Many datasets used by the deep learning community consist of a single predefined training and test split. For example, in the previous experiments on CIFAR-10 we stated that a set of 50,000 images was used for training, and another set of 10,000 images was used for testing. In order to perform some sort of significance test, and thus have some degree of confidence in our results and the conclusions we draw from them, we must gather multiple measurements of how well models trained using a particular algorithm configuration perform. To this end, we propose the Scaled ImageNet Subset (SINS-10) dataset, a set of 100,000 colour images retrieved from the ImageNet collection. The images are evenly divided into 10 different classes, and each of these classes is associated with multiple synsets from the ImageNet database. All images were first resized such that their smallest dimension was 96 pixels and their aspect ratio was maintained. Then, the central 96×96 pixel subwindow of the image was extracted to be used as the final instance.
An important difference between the proposed dataset and currently available benchmark datasets is how it has been split into training and testing data. The entire dataset is divided into 10 equal sized predefined folds of 10,000 instances. The first 9,000 images in each fold are intended for training a model, and the remaining 1,000 for testing it. One can then apply a machine learning technique to each fold in the dataset, and repeat the process for techniques one wishes to compare against. This will result in 10 performance measurements for each algorithm. A paired t-test can then be used to determine whether there is a significant difference, with some level of confidence, between the performance of the different techniques.
Note that the protocol for SINS-10 is different to the commonly used cross-validation technique. When performing cross-validation, the training sets overlap significantly, and the measurements for the test fold performance are therefore not independent. To mitigate this, one can use a heuristic for correcting the paired t-test (Nadeau and Bengio, 2000). Rather than use this heuristic, we simply avoid fitting models using overlapping training (or test) sets, and can therefore use the standard paired t-test.
- SINS-10 binary files (2.4GB)
The SINS-10 archive contains two binary files, X.bin and y.bin.

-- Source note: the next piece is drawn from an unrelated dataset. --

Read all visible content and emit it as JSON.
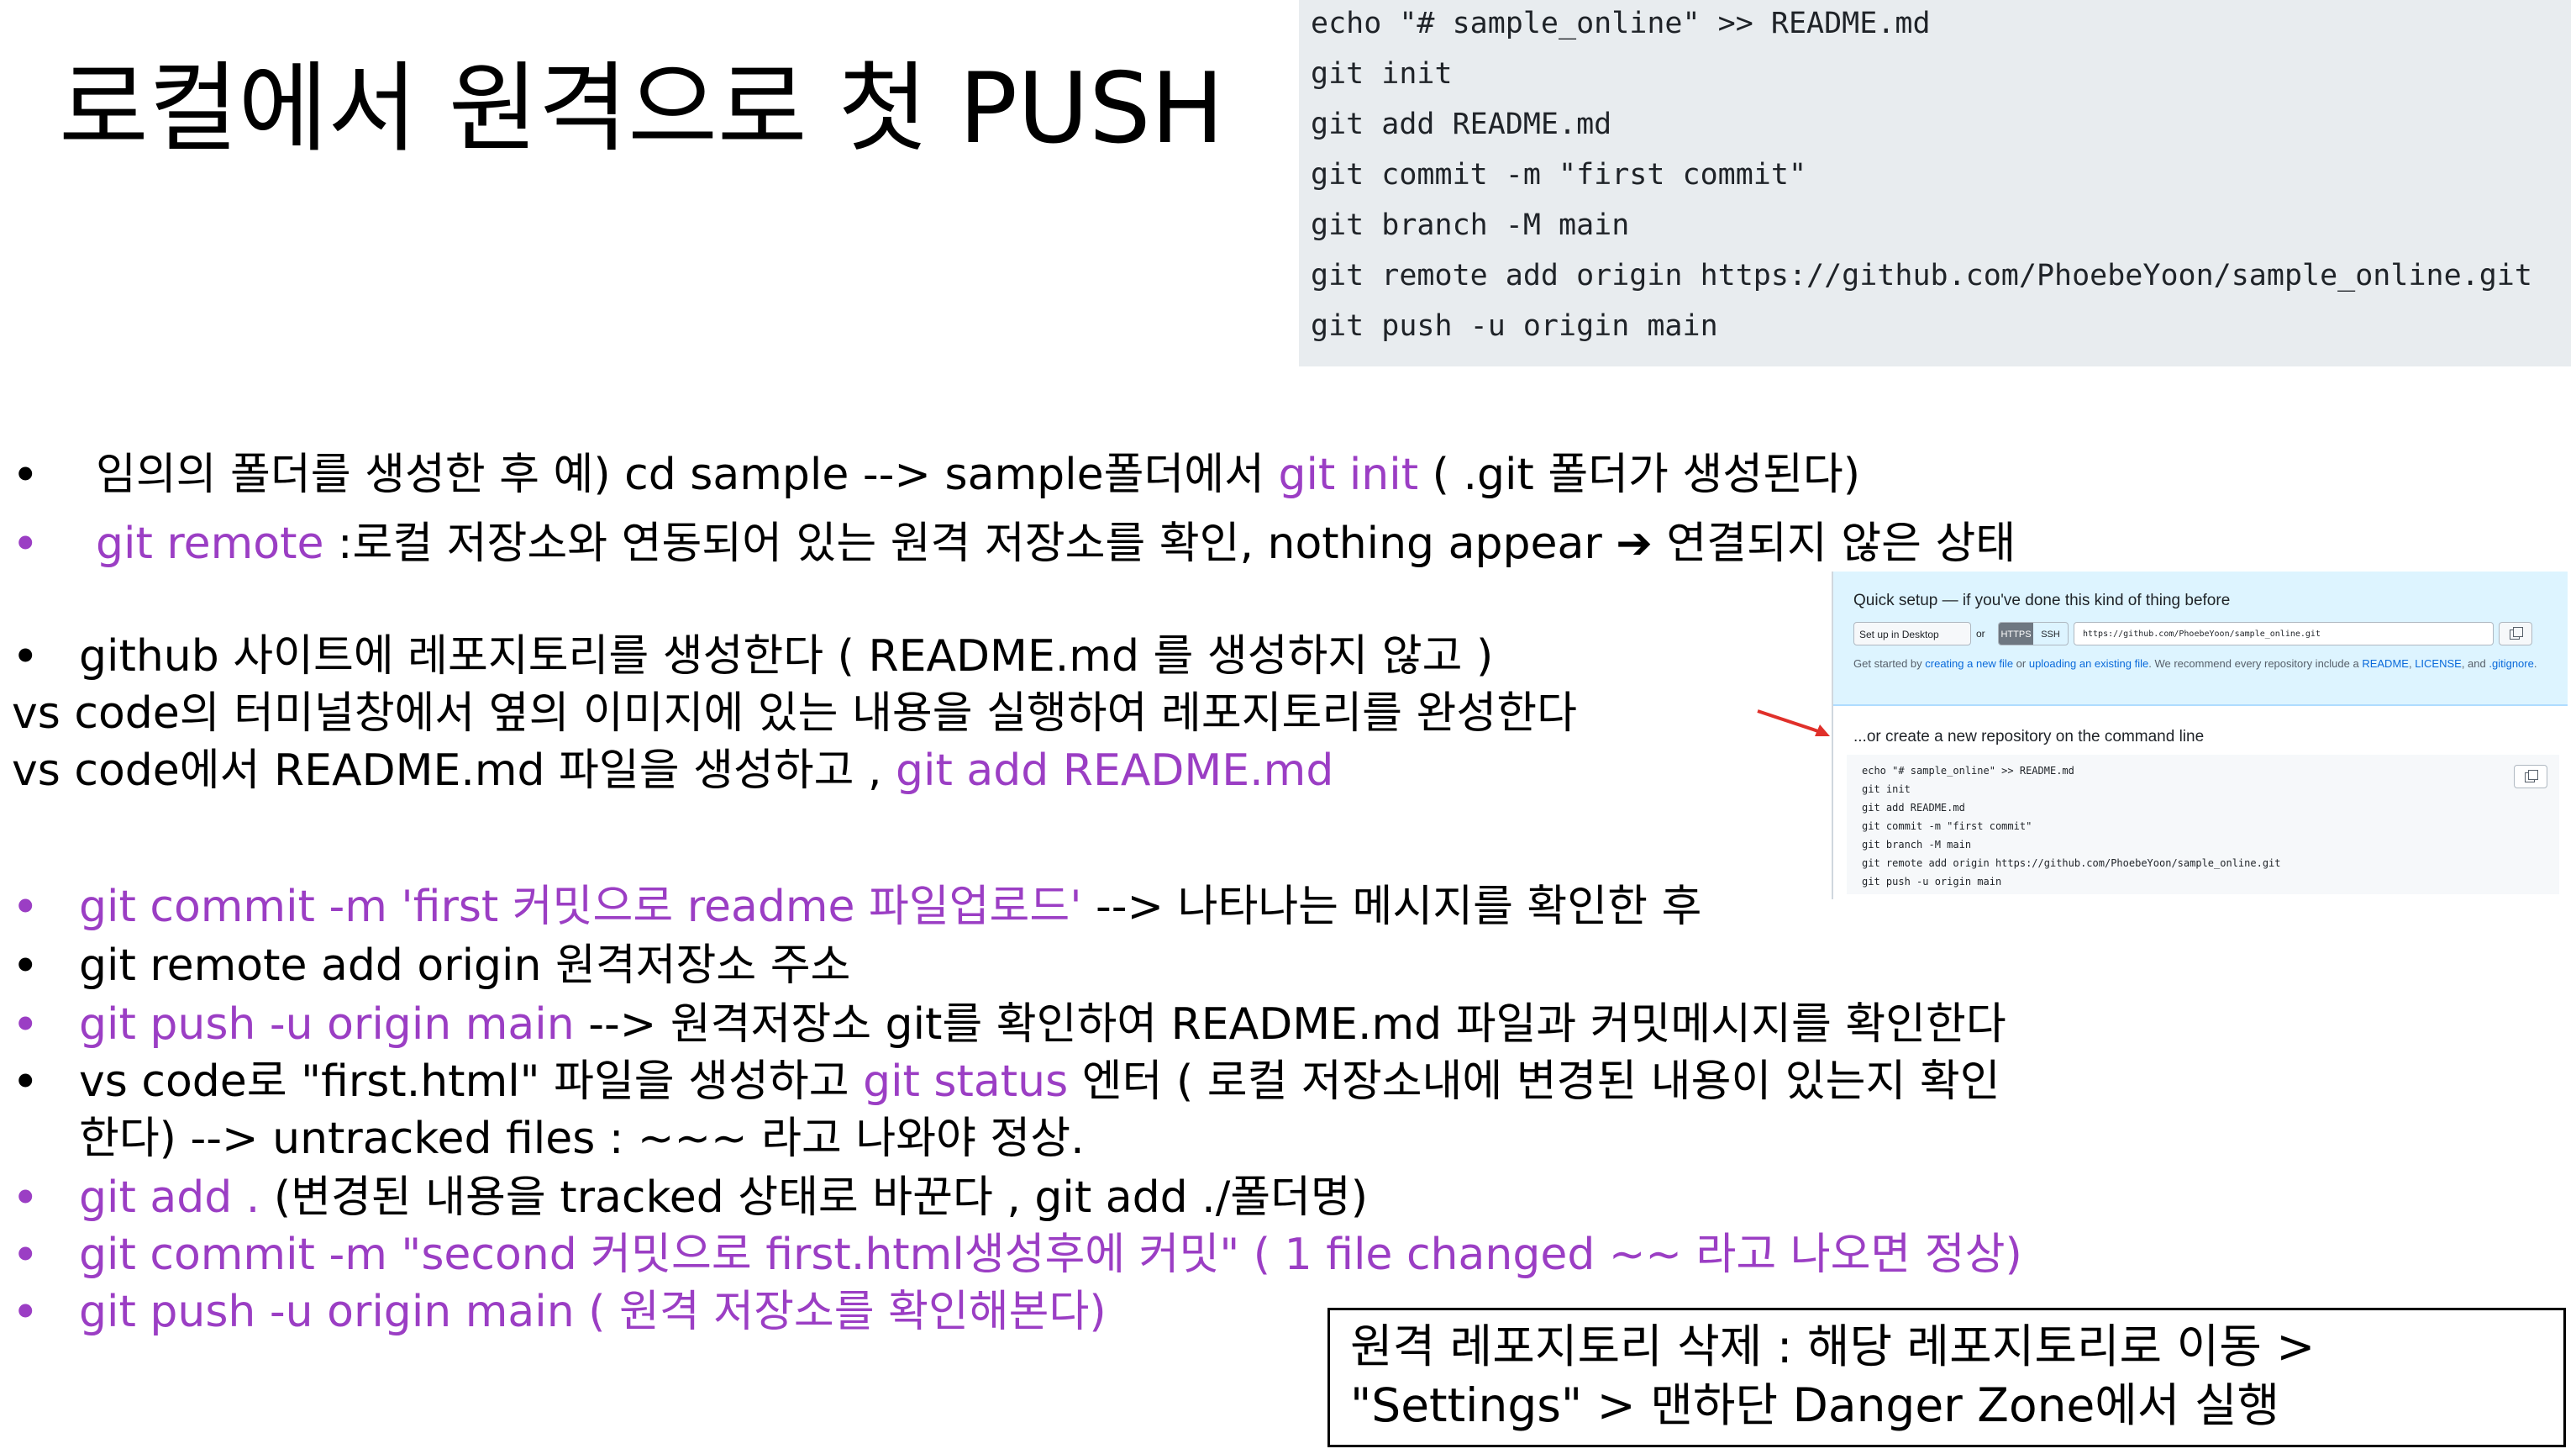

The X.bin file contains all 100,000 images in the dataset, each of which is stored as an array of raw unsigned bytes. The images have three channels and are 96×96 pixels, so each image is exactly 27,648 bytes. The first 9,216 bytes are the red channel, then the green channel, and finally the blue channel. The pixels in each channel are stored in row-major order. There is no delimiter between each image. The first 10,000 images in this file is the first fold, the next 10,000 images the second fold, and so on.
The y.bin file is exactly 100,000 bytes long, and each byte is the zero-indexed label of the corresponding image in X.bin.